だからなんだという話ではあるが、本書を読みながら哲学の雑学的な知識が拾えることは読み物として評価されるべきである。

そもそも本書は何について語られているのか。ひとつとして、まず因果性ある。

因果関係についてはヒュームという人物が深く考えていた。

『差異と反復』のほうはヒュームの再解釈ともいえる。

(自分は専門家ではないのであくまで個人の見解)

因果性と連続性の観点から意識について考えたベルクソンに関しても、多少の予備知識的なものを本書から仕入れることができるので、なんというか、哲学マニア、ディレッタントに受けが良かったのだろうなという印象を抱いた。

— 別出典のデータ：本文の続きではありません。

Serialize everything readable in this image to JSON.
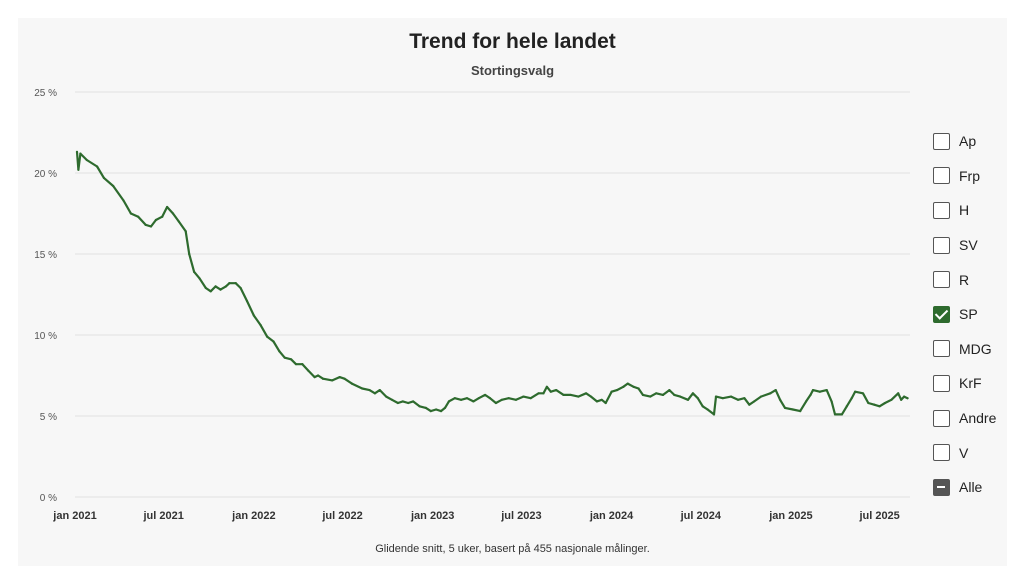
{
  "header": {
    "title": "Trend for hele landet",
    "subtitle": "Stortingsvalg"
  },
  "footnote": "Glidende snitt, 5 uker, basert på 455 nasjonale målinger.",
  "legend": {
    "items": [
      {
        "label": "Ap",
        "state": "unchecked"
      },
      {
        "label": "Frp",
        "state": "unchecked"
      },
      {
        "label": "H",
        "state": "unchecked"
      },
      {
        "label": "SV",
        "state": "unchecked"
      },
      {
        "label": "R",
        "state": "unchecked"
      },
      {
        "label": "SP",
        "state": "checked"
      },
      {
        "label": "MDG",
        "state": "unchecked"
      },
      {
        "label": "KrF",
        "state": "unchecked"
      },
      {
        "label": "Andre",
        "state": "unchecked"
      },
      {
        "label": "V",
        "state": "unchecked"
      },
      {
        "label": "Alle",
        "state": "partial"
      }
    ]
  },
  "colors": {
    "SP": "#2e6b2e",
    "grid": "#e2e2e2",
    "background": "#f7f7f7"
  },
  "chart_data": {
    "type": "line",
    "title": "Trend for hele landet",
    "subtitle": "Stortingsvalg",
    "ylim": [
      0,
      25
    ],
    "y_ticks": [
      0,
      5,
      10,
      15,
      20,
      25
    ],
    "y_tick_labels": [
      "0 %",
      "5 %",
      "10 %",
      "15 %",
      "20 %",
      "25 %"
    ],
    "x_range": [
      "2021-01-01",
      "2025-09-01"
    ],
    "x_ticks": [
      "2021-01-01",
      "2021-07-01",
      "2022-01-01",
      "2022-07-01",
      "2023-01-01",
      "2023-07-01",
      "2024-01-01",
      "2024-07-01",
      "2025-01-01",
      "2025-07-01"
    ],
    "x_tick_labels": [
      "jan 2021",
      "jul 2021",
      "jan 2022",
      "jul 2022",
      "jan 2023",
      "jul 2023",
      "jan 2024",
      "jul 2024",
      "jan 2025",
      "jul 2025"
    ],
    "grid": true,
    "legend_position": "right",
    "series": [
      {
        "name": "SP",
        "color": "#2e6b2e",
        "points": [
          [
            "2021-01-05",
            21.3
          ],
          [
            "2021-01-08",
            20.2
          ],
          [
            "2021-01-12",
            21.2
          ],
          [
            "2021-01-25",
            20.8
          ],
          [
            "2021-02-15",
            20.4
          ],
          [
            "2021-03-01",
            19.7
          ],
          [
            "2021-03-20",
            19.2
          ],
          [
            "2021-04-10",
            18.3
          ],
          [
            "2021-04-25",
            17.5
          ],
          [
            "2021-05-10",
            17.3
          ],
          [
            "2021-05-25",
            16.8
          ],
          [
            "2021-06-05",
            16.7
          ],
          [
            "2021-06-15",
            17.1
          ],
          [
            "2021-06-28",
            17.3
          ],
          [
            "2021-07-08",
            17.9
          ],
          [
            "2021-07-20",
            17.5
          ],
          [
            "2021-08-01",
            17.0
          ],
          [
            "2021-08-15",
            16.4
          ],
          [
            "2021-08-22",
            15.0
          ],
          [
            "2021-09-01",
            13.9
          ],
          [
            "2021-09-12",
            13.5
          ],
          [
            "2021-09-25",
            12.9
          ],
          [
            "2021-10-05",
            12.7
          ],
          [
            "2021-10-15",
            13.0
          ],
          [
            "2021-10-25",
            12.8
          ],
          [
            "2021-11-05",
            13.0
          ],
          [
            "2021-11-12",
            13.2
          ],
          [
            "2021-11-25",
            13.2
          ],
          [
            "2021-12-05",
            12.9
          ],
          [
            "2021-12-18",
            12.1
          ],
          [
            "2022-01-01",
            11.2
          ],
          [
            "2022-01-15",
            10.6
          ],
          [
            "2022-01-28",
            9.9
          ],
          [
            "2022-02-10",
            9.6
          ],
          [
            "2022-02-22",
            9.0
          ],
          [
            "2022-03-05",
            8.6
          ],
          [
            "2022-03-18",
            8.5
          ],
          [
            "2022-03-28",
            8.2
          ],
          [
            "2022-04-10",
            8.2
          ],
          [
            "2022-04-22",
            7.8
          ],
          [
            "2022-05-05",
            7.4
          ],
          [
            "2022-05-12",
            7.5
          ],
          [
            "2022-05-22",
            7.3
          ],
          [
            "2022-06-10",
            7.2
          ],
          [
            "2022-06-25",
            7.4
          ],
          [
            "2022-07-05",
            7.3
          ],
          [
            "2022-07-20",
            7.0
          ],
          [
            "2022-08-10",
            6.7
          ],
          [
            "2022-08-25",
            6.6
          ],
          [
            "2022-09-05",
            6.4
          ],
          [
            "2022-09-15",
            6.6
          ],
          [
            "2022-09-28",
            6.2
          ],
          [
            "2022-10-10",
            6.0
          ],
          [
            "2022-10-22",
            5.8
          ],
          [
            "2022-11-01",
            5.9
          ],
          [
            "2022-11-12",
            5.8
          ],
          [
            "2022-11-22",
            5.9
          ],
          [
            "2022-12-05",
            5.6
          ],
          [
            "2022-12-18",
            5.5
          ],
          [
            "2022-12-28",
            5.3
          ],
          [
            "2023-01-08",
            5.4
          ],
          [
            "2023-01-18",
            5.3
          ],
          [
            "2023-01-26",
            5.5
          ],
          [
            "2023-02-03",
            5.9
          ],
          [
            "2023-02-15",
            6.1
          ],
          [
            "2023-02-28",
            6.0
          ],
          [
            "2023-03-12",
            6.1
          ],
          [
            "2023-03-25",
            5.9
          ],
          [
            "2023-04-05",
            6.1
          ],
          [
            "2023-04-18",
            6.3
          ],
          [
            "2023-04-28",
            6.1
          ],
          [
            "2023-05-10",
            5.8
          ],
          [
            "2023-05-22",
            6.0
          ],
          [
            "2023-06-05",
            6.1
          ],
          [
            "2023-06-20",
            6.0
          ],
          [
            "2023-07-05",
            6.2
          ],
          [
            "2023-07-20",
            6.1
          ],
          [
            "2023-08-05",
            6.4
          ],
          [
            "2023-08-15",
            6.4
          ],
          [
            "2023-08-22",
            6.8
          ],
          [
            "2023-08-30",
            6.5
          ],
          [
            "2023-09-10",
            6.6
          ],
          [
            "2023-09-25",
            6.3
          ],
          [
            "2023-10-10",
            6.3
          ],
          [
            "2023-10-25",
            6.2
          ],
          [
            "2023-11-10",
            6.4
          ],
          [
            "2023-11-20",
            6.2
          ],
          [
            "2023-12-02",
            5.9
          ],
          [
            "2023-12-12",
            6.0
          ],
          [
            "2023-12-20",
            5.8
          ],
          [
            "2024-01-01",
            6.5
          ],
          [
            "2024-01-12",
            6.6
          ],
          [
            "2024-01-25",
            6.8
          ],
          [
            "2024-02-03",
            7.0
          ],
          [
            "2024-02-15",
            6.8
          ],
          [
            "2024-02-25",
            6.7
          ],
          [
            "2024-03-05",
            6.3
          ],
          [
            "2024-03-20",
            6.2
          ],
          [
            "2024-04-01",
            6.4
          ],
          [
            "2024-04-15",
            6.3
          ],
          [
            "2024-04-28",
            6.6
          ],
          [
            "2024-05-08",
            6.3
          ],
          [
            "2024-05-20",
            6.2
          ],
          [
            "2024-06-05",
            6.0
          ],
          [
            "2024-06-15",
            6.4
          ],
          [
            "2024-06-25",
            6.1
          ],
          [
            "2024-07-05",
            5.6
          ],
          [
            "2024-07-15",
            5.4
          ],
          [
            "2024-07-28",
            5.1
          ],
          [
            "2024-08-01",
            6.2
          ],
          [
            "2024-08-15",
            6.1
          ],
          [
            "2024-09-01",
            6.2
          ],
          [
            "2024-09-15",
            6.0
          ],
          [
            "2024-09-28",
            6.1
          ],
          [
            "2024-10-08",
            5.7
          ],
          [
            "2024-10-18",
            5.9
          ],
          [
            "2024-11-01",
            6.2
          ],
          [
            "2024-11-20",
            6.4
          ],
          [
            "2024-12-01",
            6.6
          ],
          [
            "2024-12-10",
            6.0
          ],
          [
            "2024-12-20",
            5.5
          ],
          [
            "2025-01-05",
            5.4
          ],
          [
            "2025-01-20",
            5.3
          ],
          [
            "2025-02-01",
            5.9
          ],
          [
            "2025-02-10",
            6.3
          ],
          [
            "2025-02-15",
            6.6
          ],
          [
            "2025-03-01",
            6.5
          ],
          [
            "2025-03-15",
            6.6
          ],
          [
            "2025-03-25",
            5.9
          ],
          [
            "2025-04-01",
            5.1
          ],
          [
            "2025-04-15",
            5.1
          ],
          [
            "2025-04-25",
            5.6
          ],
          [
            "2025-05-05",
            6.1
          ],
          [
            "2025-05-12",
            6.5
          ],
          [
            "2025-05-28",
            6.4
          ],
          [
            "2025-06-08",
            5.8
          ],
          [
            "2025-06-20",
            5.7
          ],
          [
            "2025-07-01",
            5.6
          ],
          [
            "2025-07-12",
            5.8
          ],
          [
            "2025-07-25",
            6.0
          ],
          [
            "2025-08-08",
            6.4
          ],
          [
            "2025-08-14",
            6.0
          ],
          [
            "2025-08-20",
            6.2
          ],
          [
            "2025-08-27",
            6.1
          ]
        ]
      }
    ]
  }
}
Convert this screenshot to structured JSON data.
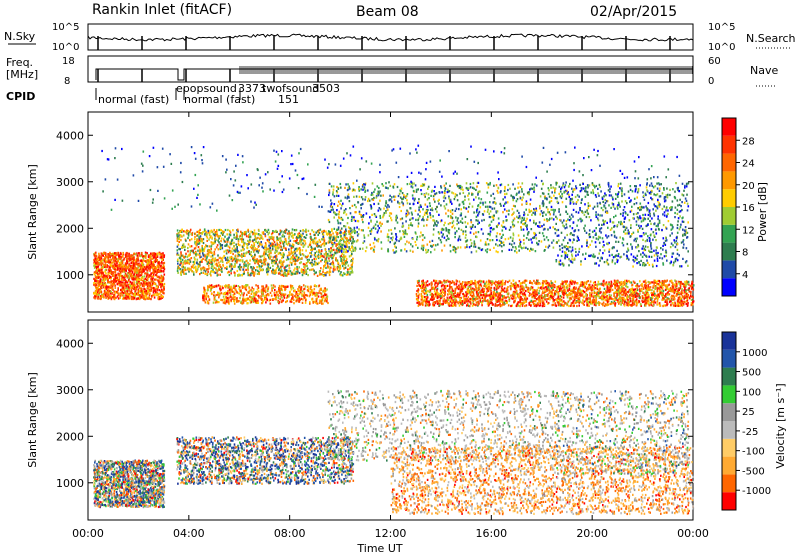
{
  "header": {
    "station": "Rankin Inlet (fitACF)",
    "beam": "Beam 08",
    "date": "02/Apr/2015"
  },
  "noise_panel": {
    "label_left": "N.Sky",
    "label_right": "N.Search",
    "right_ticks": [
      "10^5",
      "10^0"
    ],
    "left_ticks": [
      "10^5",
      "10^0"
    ]
  },
  "freq_panel": {
    "label_left_1": "Freq.",
    "label_left_2": "[MHz]",
    "left_ticks": [
      "18",
      "8"
    ],
    "right_label": "Nave",
    "right_ticks": [
      "60",
      "0"
    ]
  },
  "cpid": {
    "label": "CPID",
    "entries": [
      "normal (fast)",
      "epopsound",
      "3373",
      "normal (fast)",
      "151",
      "twofsound",
      "3503"
    ]
  },
  "colors": {
    "power_bar": [
      "#0000ff",
      "#1f4aa8",
      "#2e7d4f",
      "#33a352",
      "#a0cc33",
      "#ffcc00",
      "#ff9900",
      "#ff6600",
      "#ff3300",
      "#ff0000"
    ],
    "velocity_bar": [
      "#ff0000",
      "#ff6600",
      "#ffaa33",
      "#ffcc66",
      "#bbbbbb",
      "#999999",
      "#33cc33",
      "#2e7d4f",
      "#2255aa",
      "#1a3399"
    ]
  },
  "chart_data": [
    {
      "type": "heatmap",
      "title": "",
      "xlabel": "Time UT",
      "ylabel": "Slant Range [km]",
      "x_ticks": [
        "00:00",
        "04:00",
        "08:00",
        "12:00",
        "16:00",
        "20:00",
        "00:00"
      ],
      "y_ticks": [
        1000,
        2000,
        3000,
        4000
      ],
      "xlim_hours": [
        0,
        24
      ],
      "ylim_km": [
        200,
        4500
      ],
      "colorbar_label": "Power [dB]",
      "colorbar_ticks": [
        4,
        8,
        12,
        16,
        20,
        24,
        28
      ],
      "colorbar_range": [
        0,
        30
      ]
    },
    {
      "type": "heatmap",
      "title": "",
      "xlabel": "Time UT",
      "ylabel": "Slant Range [km]",
      "x_ticks": [
        "00:00",
        "04:00",
        "08:00",
        "12:00",
        "16:00",
        "20:00",
        "00:00"
      ],
      "y_ticks": [
        1000,
        2000,
        3000,
        4000
      ],
      "xlim_hours": [
        0,
        24
      ],
      "ylim_km": [
        200,
        4500
      ],
      "colorbar_label": "Velocity [m s⁻¹]",
      "colorbar_ticks": [
        "1000",
        "500",
        "100",
        "25",
        "-25",
        "-100",
        "-500",
        "-1000"
      ],
      "colorbar_range": [
        -1000,
        1000
      ]
    }
  ]
}
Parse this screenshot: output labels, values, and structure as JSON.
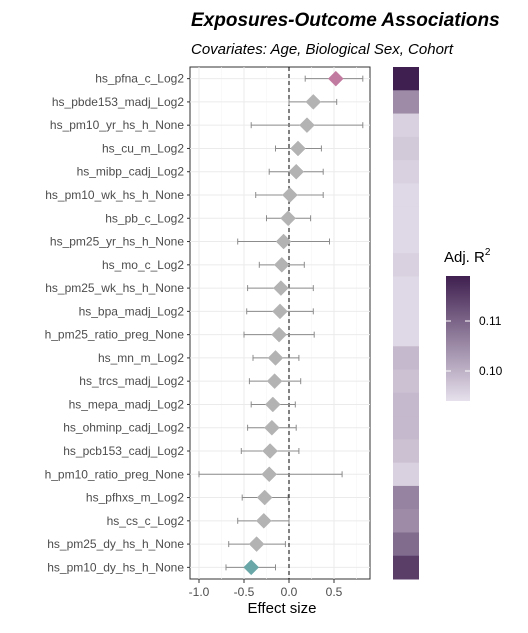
{
  "title": "Exposures-Outcome Associations",
  "subtitle": "Covariates: Age, Biological Sex,  Cohort",
  "chart_data": {
    "type": "forest",
    "xlabel": "Effect size",
    "xlim": [
      -1.1,
      0.9
    ],
    "xticks": [
      -1.0,
      -0.5,
      0.0,
      0.5
    ],
    "xtick_labels": [
      "-1.0",
      "-0.5",
      "0.0",
      "0.5"
    ],
    "reference_line": 0,
    "grid": true,
    "legend": {
      "title": "Adj. R",
      "title_superscript": "2",
      "position": "right",
      "range": [
        0.094,
        0.119
      ],
      "ticks": [
        0.1,
        0.11
      ],
      "tick_labels": [
        "0.10",
        "0.11"
      ],
      "color_low": "#e6e0ec",
      "color_high": "#3f1f4f"
    },
    "colors": {
      "positive": "#c27ba0",
      "negative": "#6aa7a8",
      "neutral": "#b3b3b3"
    },
    "rows": [
      {
        "label": "hs_pfna_c_Log2",
        "estimate": 0.52,
        "lower": 0.18,
        "upper": 0.82,
        "r2": 0.119,
        "highlight": "positive"
      },
      {
        "label": "hs_pbde153_madj_Log2",
        "estimate": 0.27,
        "lower": 0.0,
        "upper": 0.53,
        "r2": 0.105,
        "highlight": "none"
      },
      {
        "label": "hs_pm10_yr_hs_h_None",
        "estimate": 0.2,
        "lower": -0.42,
        "upper": 0.82,
        "r2": 0.096,
        "highlight": "none"
      },
      {
        "label": "hs_cu_m_Log2",
        "estimate": 0.1,
        "lower": -0.15,
        "upper": 0.36,
        "r2": 0.097,
        "highlight": "none"
      },
      {
        "label": "hs_mibp_cadj_Log2",
        "estimate": 0.08,
        "lower": -0.22,
        "upper": 0.38,
        "r2": 0.096,
        "highlight": "none"
      },
      {
        "label": "hs_pm10_wk_hs_h_None",
        "estimate": 0.01,
        "lower": -0.37,
        "upper": 0.38,
        "r2": 0.095,
        "highlight": "none"
      },
      {
        "label": "hs_pb_c_Log2",
        "estimate": -0.01,
        "lower": -0.25,
        "upper": 0.24,
        "r2": 0.095,
        "highlight": "none"
      },
      {
        "label": "hs_pm25_yr_hs_h_None",
        "estimate": -0.06,
        "lower": -0.57,
        "upper": 0.45,
        "r2": 0.095,
        "highlight": "none"
      },
      {
        "label": "hs_mo_c_Log2",
        "estimate": -0.08,
        "lower": -0.33,
        "upper": 0.17,
        "r2": 0.096,
        "highlight": "none"
      },
      {
        "label": "hs_pm25_wk_hs_h_None",
        "estimate": -0.09,
        "lower": -0.46,
        "upper": 0.27,
        "r2": 0.095,
        "highlight": "none"
      },
      {
        "label": "hs_bpa_madj_Log2",
        "estimate": -0.1,
        "lower": -0.47,
        "upper": 0.27,
        "r2": 0.095,
        "highlight": "none"
      },
      {
        "label": "h_pm25_ratio_preg_None",
        "estimate": -0.11,
        "lower": -0.5,
        "upper": 0.28,
        "r2": 0.095,
        "highlight": "none"
      },
      {
        "label": "hs_mn_m_Log2",
        "estimate": -0.15,
        "lower": -0.4,
        "upper": 0.11,
        "r2": 0.099,
        "highlight": "none"
      },
      {
        "label": "hs_trcs_madj_Log2",
        "estimate": -0.16,
        "lower": -0.44,
        "upper": 0.13,
        "r2": 0.098,
        "highlight": "none"
      },
      {
        "label": "hs_mepa_madj_Log2",
        "estimate": -0.18,
        "lower": -0.42,
        "upper": 0.07,
        "r2": 0.099,
        "highlight": "none"
      },
      {
        "label": "hs_ohminp_cadj_Log2",
        "estimate": -0.19,
        "lower": -0.46,
        "upper": 0.08,
        "r2": 0.099,
        "highlight": "none"
      },
      {
        "label": "hs_pcb153_cadj_Log2",
        "estimate": -0.21,
        "lower": -0.53,
        "upper": 0.11,
        "r2": 0.098,
        "highlight": "none"
      },
      {
        "label": "h_pm10_ratio_preg_None",
        "estimate": -0.22,
        "lower": -1.0,
        "upper": 0.59,
        "r2": 0.096,
        "highlight": "none"
      },
      {
        "label": "hs_pfhxs_m_Log2",
        "estimate": -0.27,
        "lower": -0.52,
        "upper": -0.01,
        "r2": 0.106,
        "highlight": "none"
      },
      {
        "label": "hs_cs_c_Log2",
        "estimate": -0.28,
        "lower": -0.57,
        "upper": 0.0,
        "r2": 0.105,
        "highlight": "none"
      },
      {
        "label": "hs_pm25_dy_hs_h_None",
        "estimate": -0.36,
        "lower": -0.67,
        "upper": -0.04,
        "r2": 0.109,
        "highlight": "none"
      },
      {
        "label": "hs_pm10_dy_hs_h_None",
        "estimate": -0.42,
        "lower": -0.7,
        "upper": -0.15,
        "r2": 0.115,
        "highlight": "negative"
      }
    ]
  }
}
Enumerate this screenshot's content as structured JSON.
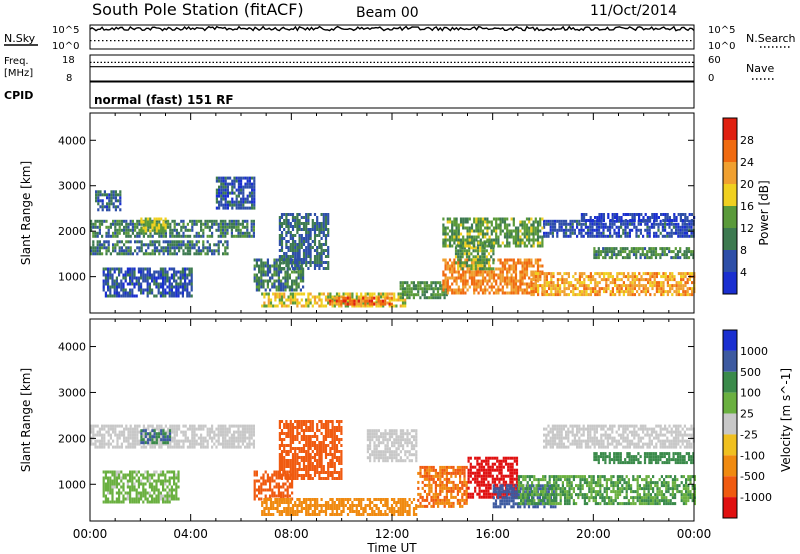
{
  "header": {
    "station": "South Pole Station (fitACF)",
    "beam": "Beam 00",
    "date": "11/Oct/2014"
  },
  "noise_panel": {
    "left_label": "N.Sky",
    "left_tick_top": "10^5",
    "left_tick_bottom": "10^0",
    "right_tick_top": "10^5",
    "right_tick_bottom": "10^0",
    "right_label": "N.Search",
    "sky_level": 0.85,
    "search_level": 0.35
  },
  "freq_panel": {
    "left_label_1": "Freq.",
    "left_label_2": "[MHz]",
    "left_tick_top": "18",
    "left_tick_bottom": "8",
    "right_tick_top": "60",
    "right_tick_bottom": "0",
    "right_label": "Nave",
    "freq_level": 0.55,
    "nave_level": 0.6
  },
  "cpid_panel": {
    "label": "CPID",
    "text": "normal (fast) 151 RF"
  },
  "colors": {
    "power": [
      "#1a2fd0",
      "#2e4fa8",
      "#3d7a50",
      "#5a9a3a",
      "#f0d020",
      "#f0a030",
      "#f06a10",
      "#e02010"
    ],
    "velocity": [
      "#1a2fd0",
      "#3d5aa0",
      "#3a8a4a",
      "#6ab040",
      "#c8c8c8",
      "#f0c020",
      "#f08a10",
      "#f05a10",
      "#e01010"
    ]
  },
  "chart_data": [
    {
      "type": "heatmap",
      "panel": "power",
      "ylabel": "Slant Range [km]",
      "xlabel": "",
      "x_ticks": [
        "00:00",
        "04:00",
        "08:00",
        "12:00",
        "16:00",
        "20:00",
        "00:00"
      ],
      "y_ticks": [
        "1000",
        "2000",
        "3000",
        "4000"
      ],
      "ylim": [
        200,
        4600
      ],
      "xlim": [
        0,
        24
      ],
      "colorbar_label": "Power [dB]",
      "colorbar_ticks": [
        "4",
        "8",
        "12",
        "16",
        "20",
        "24",
        "28"
      ],
      "colorbar_range": [
        0,
        32
      ],
      "regions": [
        {
          "t0": 0.0,
          "t1": 6.5,
          "r0": 1900,
          "r1": 2250,
          "v": 10
        },
        {
          "t0": 0.0,
          "t1": 5.5,
          "r0": 1500,
          "r1": 1800,
          "v": 9
        },
        {
          "t0": 0.2,
          "t1": 1.2,
          "r0": 2500,
          "r1": 2900,
          "v": 7
        },
        {
          "t0": 0.5,
          "t1": 4.0,
          "r0": 600,
          "r1": 1200,
          "v": 6
        },
        {
          "t0": 2.0,
          "t1": 3.0,
          "r0": 2000,
          "r1": 2300,
          "v": 16
        },
        {
          "t0": 5.0,
          "t1": 6.5,
          "r0": 2500,
          "r1": 3200,
          "v": 6
        },
        {
          "t0": 6.5,
          "t1": 8.5,
          "r0": 700,
          "r1": 1400,
          "v": 10
        },
        {
          "t0": 7.5,
          "t1": 9.5,
          "r0": 1200,
          "r1": 2400,
          "v": 8
        },
        {
          "t0": 6.8,
          "t1": 12.5,
          "r0": 350,
          "r1": 650,
          "v": 18
        },
        {
          "t0": 9.5,
          "t1": 12.0,
          "r0": 420,
          "r1": 560,
          "v": 26
        },
        {
          "t0": 12.3,
          "t1": 14.2,
          "r0": 550,
          "r1": 900,
          "v": 12
        },
        {
          "t0": 14.0,
          "t1": 18.0,
          "r0": 650,
          "r1": 1400,
          "v": 24
        },
        {
          "t0": 14.5,
          "t1": 16.0,
          "r0": 1200,
          "r1": 1800,
          "v": 14
        },
        {
          "t0": 17.5,
          "t1": 24.0,
          "r0": 600,
          "r1": 1100,
          "v": 22
        },
        {
          "t0": 18.0,
          "t1": 24.0,
          "r0": 1900,
          "r1": 2250,
          "v": 5
        },
        {
          "t0": 20.0,
          "t1": 24.0,
          "r0": 1450,
          "r1": 1650,
          "v": 11
        },
        {
          "t0": 19.5,
          "t1": 24.0,
          "r0": 2250,
          "r1": 2400,
          "v": 4
        },
        {
          "t0": 14.0,
          "t1": 18.0,
          "r0": 1700,
          "r1": 2300,
          "v": 13
        }
      ]
    },
    {
      "type": "heatmap",
      "panel": "velocity",
      "ylabel": "Slant Range [km]",
      "xlabel": "Time UT",
      "x_ticks": [
        "00:00",
        "04:00",
        "08:00",
        "12:00",
        "16:00",
        "20:00",
        "00:00"
      ],
      "y_ticks": [
        "1000",
        "2000",
        "3000",
        "4000"
      ],
      "ylim": [
        200,
        4600
      ],
      "xlim": [
        0,
        24
      ],
      "colorbar_label": "Velocity [m s^-1]",
      "colorbar_ticks": [
        "1000",
        "500",
        "100",
        "25",
        "-25",
        "-100",
        "-500",
        "-1000"
      ],
      "regions": [
        {
          "t0": 0.0,
          "t1": 6.5,
          "r0": 1800,
          "r1": 2300,
          "v": 0
        },
        {
          "t0": 0.5,
          "t1": 3.5,
          "r0": 600,
          "r1": 1300,
          "v": 40
        },
        {
          "t0": 2.0,
          "t1": 3.2,
          "r0": 1900,
          "r1": 2200,
          "v": 300
        },
        {
          "t0": 6.5,
          "t1": 8.0,
          "r0": 700,
          "r1": 1300,
          "v": -400
        },
        {
          "t0": 7.5,
          "t1": 10.0,
          "r0": 1100,
          "r1": 2400,
          "v": -600
        },
        {
          "t0": 6.8,
          "t1": 13.0,
          "r0": 350,
          "r1": 700,
          "v": -150
        },
        {
          "t0": 11.0,
          "t1": 13.0,
          "r0": 1500,
          "r1": 2200,
          "v": 0
        },
        {
          "t0": 13.0,
          "t1": 15.0,
          "r0": 500,
          "r1": 1400,
          "v": -300
        },
        {
          "t0": 15.0,
          "t1": 17.0,
          "r0": 700,
          "r1": 1600,
          "v": -800
        },
        {
          "t0": 16.0,
          "t1": 18.5,
          "r0": 500,
          "r1": 1000,
          "v": 600
        },
        {
          "t0": 17.0,
          "t1": 24.0,
          "r0": 600,
          "r1": 1200,
          "v": 60
        },
        {
          "t0": 18.0,
          "t1": 24.0,
          "r0": 1800,
          "r1": 2300,
          "v": 0
        },
        {
          "t0": 20.0,
          "t1": 24.0,
          "r0": 1450,
          "r1": 1700,
          "v": 200
        }
      ]
    }
  ]
}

これらの哲学者について横断的にかつ論理的な解釈をもとに千葉氏の論述が展開されていくわけであるが、正直何を言っているのか分からない。

本書は世の中にどのようなインパクトを与えたのだろうか。

刊行当時の自分は毎日のように残業で仕事漬けであり、本を読む時間と気力がなく哲学的なことしか考えていなかった。

・・・

また、ドゥルーズのデカルト批判についても語られていた。

心身二元論とは、本書の定義に従えば、精神が能動的であると身体は受動的で、かつ身体が能動的である時には精神は受動的であることが真である、という原則である。

ドゥルーズは無意識の存在を引っ張りながら「薬毒分析」なるものを展開する。

(このあたりは難しいので気になるかたはご拝読を)

いろいろなことを考えるものだなと感じる。